Who exactly is part of this 'community' you speak of? This site is on the public internet and open for anyone to join. I don't remember being asked to accept some political ideology when registering.
And this is exactly the problem with consensus: There never is one. Just because nobody speaks up, doesn't mean everyone agrees with you. Nor should they. I have been to those kinds of meetings where the majority of people don't voice a dissenting opinion or, in fact, any opinion at all. To interpret silence as agreement is just bad faith.
In fact, your narrow definition of 'community' is elitist and closely mirrors its use in the mainstream press (such as in 'international community', which just means 'the West').
So, this is against my better judgment, but I'll try to give a bit more description. You sound earnest here, and heck, you remind me a bit of myself from 15 years ago. That said, I want to focus entirely on the meta argument. I don't think there's any use in going further on the argument itself. To caricature our positions, at the end of this conversation, you can still think of me as a liberal communist who wants to tax away all of John Galt's hard-earned money, and I can still think of you as an idealist libertarian who thinks their lottery ticket into capitalism will pay off. But hopefully we'll be able to have better conversations in the future.

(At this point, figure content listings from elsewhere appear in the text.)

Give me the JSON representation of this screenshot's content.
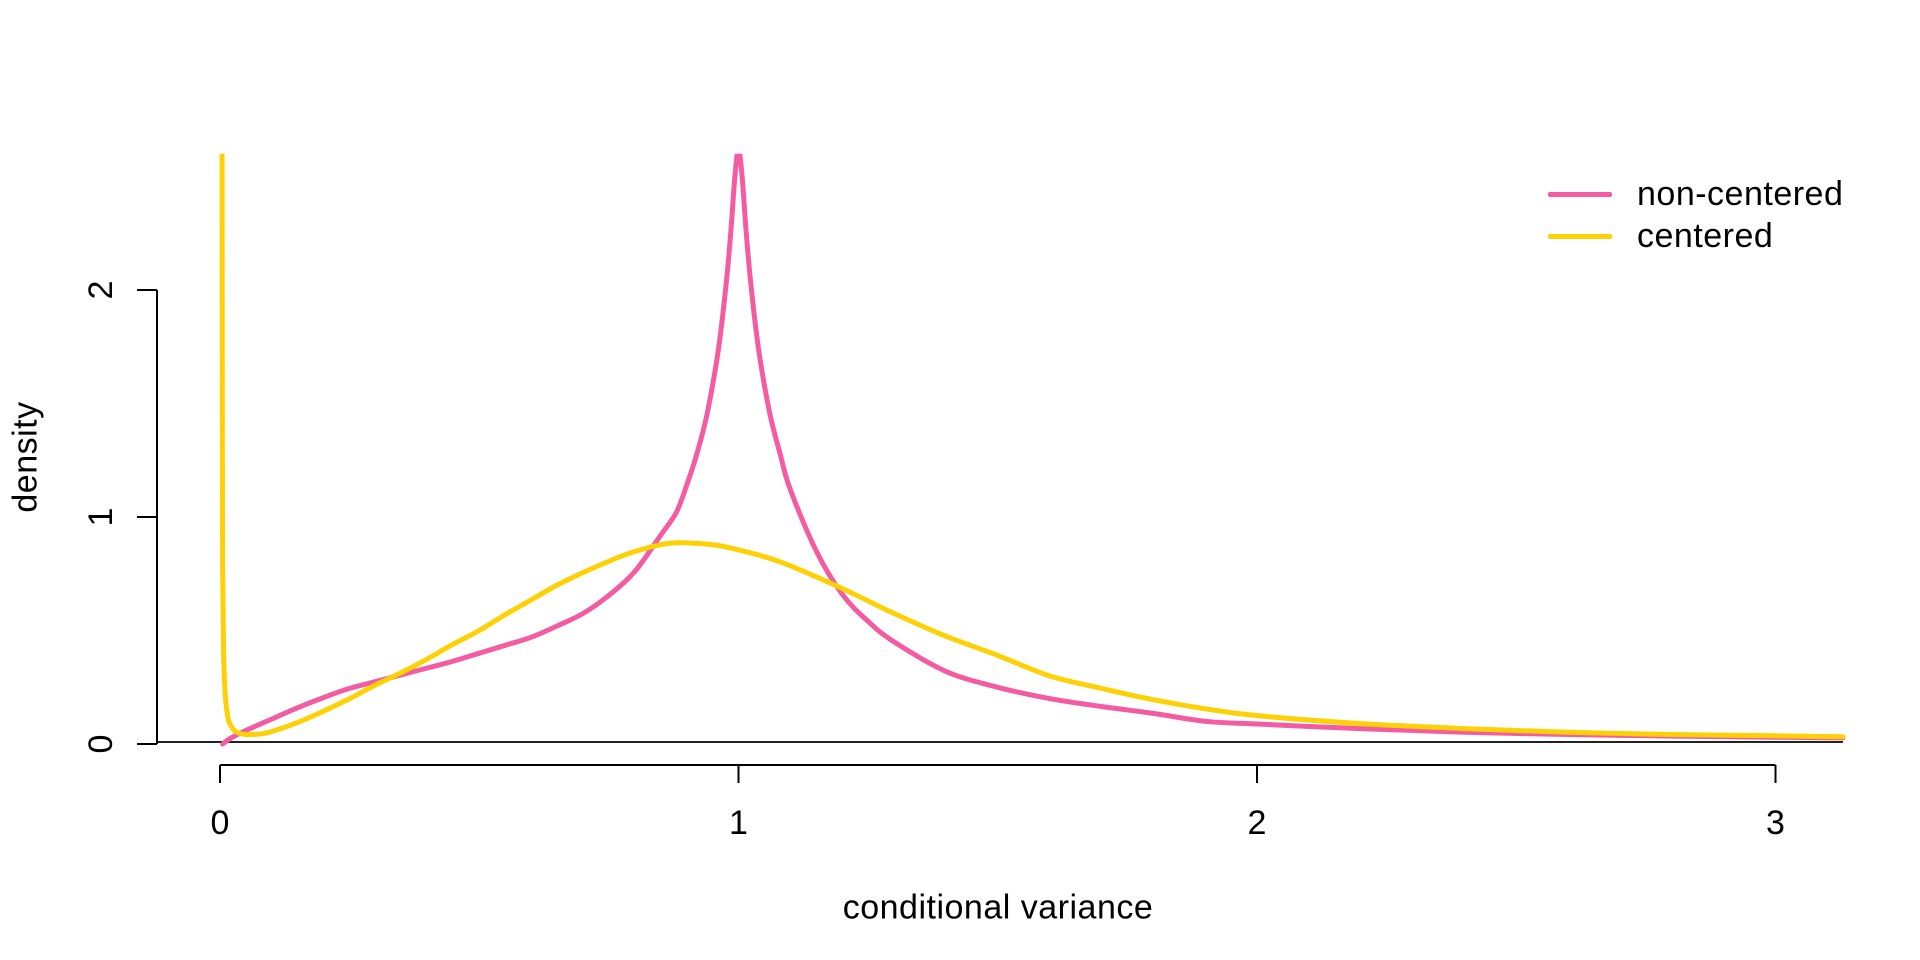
{
  "chart_data": {
    "type": "line",
    "title": "",
    "xlabel": "conditional variance",
    "ylabel": "density",
    "xlim": [
      0,
      3.13
    ],
    "ylim": [
      0,
      2.62
    ],
    "x_ticks": [
      0,
      1,
      2,
      3
    ],
    "x_tick_labels": [
      "0",
      "1",
      "2",
      "3"
    ],
    "y_ticks": [
      0,
      1,
      2
    ],
    "y_tick_labels": [
      "0",
      "1",
      "2"
    ],
    "grid": "off",
    "legend_position": "top-right",
    "axis_color": "#000000",
    "baseline_color": "#222222",
    "series": [
      {
        "name": "non-centered",
        "color": "#F45CA2",
        "x": [
          0.005,
          0.02,
          0.05,
          0.1,
          0.15,
          0.2,
          0.25,
          0.3,
          0.35,
          0.4,
          0.45,
          0.5,
          0.55,
          0.6,
          0.65,
          0.7,
          0.75,
          0.8,
          0.85,
          0.88,
          0.9,
          0.92,
          0.94,
          0.96,
          0.975,
          0.985,
          0.993,
          1.0,
          1.007,
          1.015,
          1.025,
          1.04,
          1.06,
          1.08,
          1.1,
          1.15,
          1.2,
          1.25,
          1.3,
          1.4,
          1.5,
          1.6,
          1.7,
          1.8,
          1.9,
          2.0,
          2.1,
          2.2,
          2.4,
          2.6,
          2.8,
          3.0,
          3.13
        ],
        "y": [
          0.0,
          0.025,
          0.06,
          0.11,
          0.16,
          0.205,
          0.245,
          0.275,
          0.305,
          0.335,
          0.365,
          0.4,
          0.435,
          0.47,
          0.52,
          0.575,
          0.655,
          0.76,
          0.92,
          1.02,
          1.14,
          1.28,
          1.46,
          1.72,
          2.0,
          2.25,
          2.5,
          2.62,
          2.5,
          2.25,
          2.0,
          1.72,
          1.46,
          1.28,
          1.12,
          0.85,
          0.66,
          0.54,
          0.45,
          0.32,
          0.25,
          0.2,
          0.165,
          0.135,
          0.1,
          0.088,
          0.077,
          0.068,
          0.052,
          0.042,
          0.035,
          0.03,
          0.027
        ]
      },
      {
        "name": "centered",
        "color": "#FDD105",
        "x": [
          0.004,
          0.0045,
          0.005,
          0.007,
          0.01,
          0.015,
          0.02,
          0.03,
          0.05,
          0.08,
          0.1,
          0.15,
          0.2,
          0.25,
          0.3,
          0.35,
          0.4,
          0.45,
          0.5,
          0.55,
          0.6,
          0.65,
          0.7,
          0.75,
          0.8,
          0.87,
          0.95,
          1.0,
          1.05,
          1.1,
          1.2,
          1.3,
          1.4,
          1.5,
          1.6,
          1.7,
          1.8,
          1.9,
          2.0,
          2.2,
          2.4,
          2.6,
          2.8,
          3.0,
          3.13
        ],
        "y": [
          2.62,
          1.5,
          0.8,
          0.4,
          0.22,
          0.12,
          0.085,
          0.055,
          0.042,
          0.045,
          0.055,
          0.095,
          0.145,
          0.2,
          0.26,
          0.315,
          0.375,
          0.44,
          0.5,
          0.57,
          0.635,
          0.7,
          0.755,
          0.805,
          0.848,
          0.885,
          0.878,
          0.855,
          0.825,
          0.785,
          0.685,
          0.575,
          0.475,
          0.39,
          0.3,
          0.245,
          0.195,
          0.155,
          0.125,
          0.09,
          0.068,
          0.052,
          0.042,
          0.036,
          0.032
        ]
      }
    ]
  }
}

Many of your arguments are insufficiently defined. You make a statement, and then force others to assume what you meant from it in order to have any further conversation. When people do, you instead say that there was a different intended interpretation. For example, in the thread between you and me, the ambiguity of what you meant by time and effort earning money. Or, in your thread with "teddyh", your ambiguity about what you would like done to government.
In other cases, you ask questions that have obvious follow-ups or obvious follow-ups. They don't function as rhetorical questions, because the obvious follow-up works against the point you are making. Instead, they come across with the impression that you are deliberately wasting somebody's time by requiring somebody else to give the bare background information on a topic. For example, when you ask "If there are indeed 'low-effort, high-income' jobs, why isn't everybody doing them?". To me, the obvious follow-up is that there are structural imbalances that allow access to those jobs only to subsets of the population. We can talk about what those structural imbalances are and how they manifest, but needing to first establish that different people have different opportunities available to them is one step removed. That is what makes people feel that you are arguing in bad faith, because it makes the argument be on something that had been taken as given when entering the conversation.

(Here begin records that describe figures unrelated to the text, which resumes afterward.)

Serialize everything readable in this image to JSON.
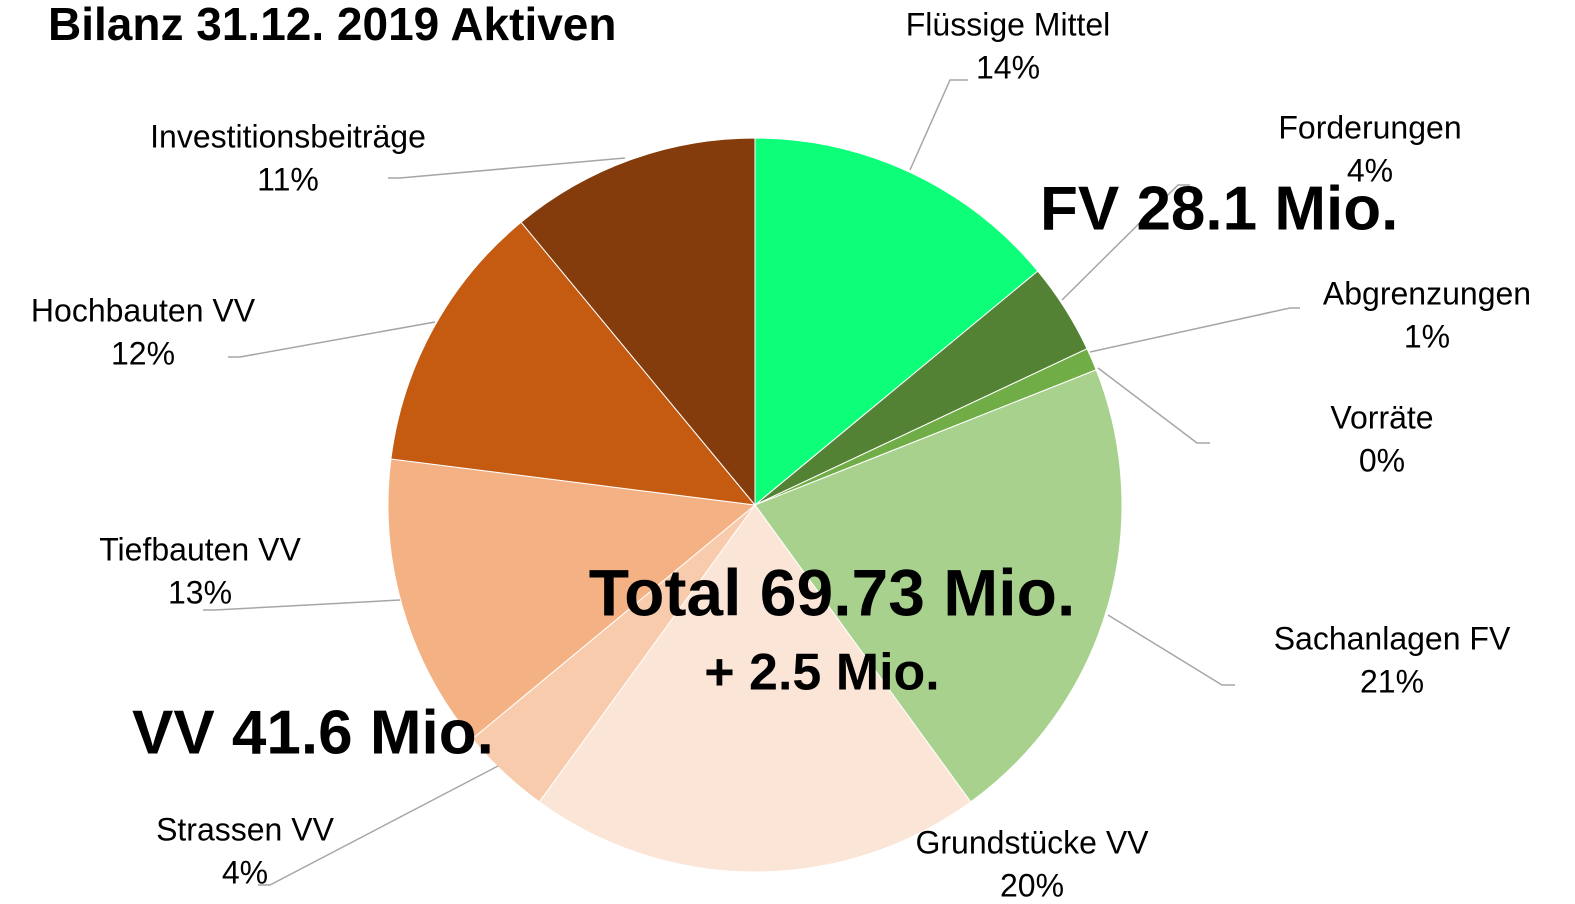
{
  "chart_data": {
    "type": "pie",
    "title": "Bilanz 31.12. 2019 Aktiven",
    "categories": [
      "Flüssige Mittel",
      "Forderungen",
      "Abgrenzungen",
      "Vorräte",
      "Sachanlagen FV",
      "Grundstücke VV",
      "Strassen VV",
      "Tiefbauten VV",
      "Hochbauten VV",
      "Investitionsbeiträge"
    ],
    "values": [
      14,
      4,
      1,
      0,
      21,
      20,
      4,
      13,
      12,
      11
    ],
    "value_labels": [
      "14%",
      "4%",
      "1%",
      "0%",
      "21%",
      "20%",
      "4%",
      "13%",
      "12%",
      "11%"
    ],
    "colors": [
      "#0dff7a",
      "#548235",
      "#70ad47",
      "#8fbf6a",
      "#a9d18e",
      "#fbe5d6",
      "#f8cbad",
      "#f4b183",
      "#c55a11",
      "#843c0c"
    ],
    "annotations": [
      "FV 28.1 Mio.",
      "Total 69.73 Mio.",
      "+ 2.5 Mio.",
      "VV 41.6 Mio."
    ]
  }
}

Another part is that it is just so damn hard to tell the difference between earnest people and trolls. I know people personally who have your views. Heck, I had pretty close to your views for a while after reading Terry Goodkind's "Faith of the Fallen". But this is also the internet, where I don't know people other than by the few words in an individual comment, or a single comment thread. And depending on how far off somebody's views are from the Overton window of any particular forum, they can easily be the troll positions taken in order to rile up a crowd for their own amusement. Some people become desensitized to these attempts, and then assume that anybody with those views is automatically a troll. (See also, Brandolini's Law.)
I do honestly hope that you are sincere, and that this helps you to better express and examine your views in the future. It's hard to have conversation in a text-only medium, both because it is asynchronous communication, and because it doesn't have the side channel information of tone or facial expressions. Hopefully in the future, we can have more productive conversations and both come away the better for them.
You're welcome. I chose to earmark my dissent precisely for the same reason you ch engaged. I'm pretty done with the "silent majority" argument, but otoh I cannot drown myself in every quicksand :)
I didn't know that meme; it's actually funny. What's wrong with asking people to put their money where their mouth is? I thought engineers are not like these managers/salesmen/'talkers' that say one thing on the TED stage, then go do something completely different IRL and find that A-OK.
Don't argue with me then - but you should at least explain how anything I've said was in bad faith if you accuse me of that.
While I entertained the idea of arguing with you, there is simply no point and I've come to the conclusion there are better uses for my time.
I'll just burn some points to point out how disagreeable I find your position.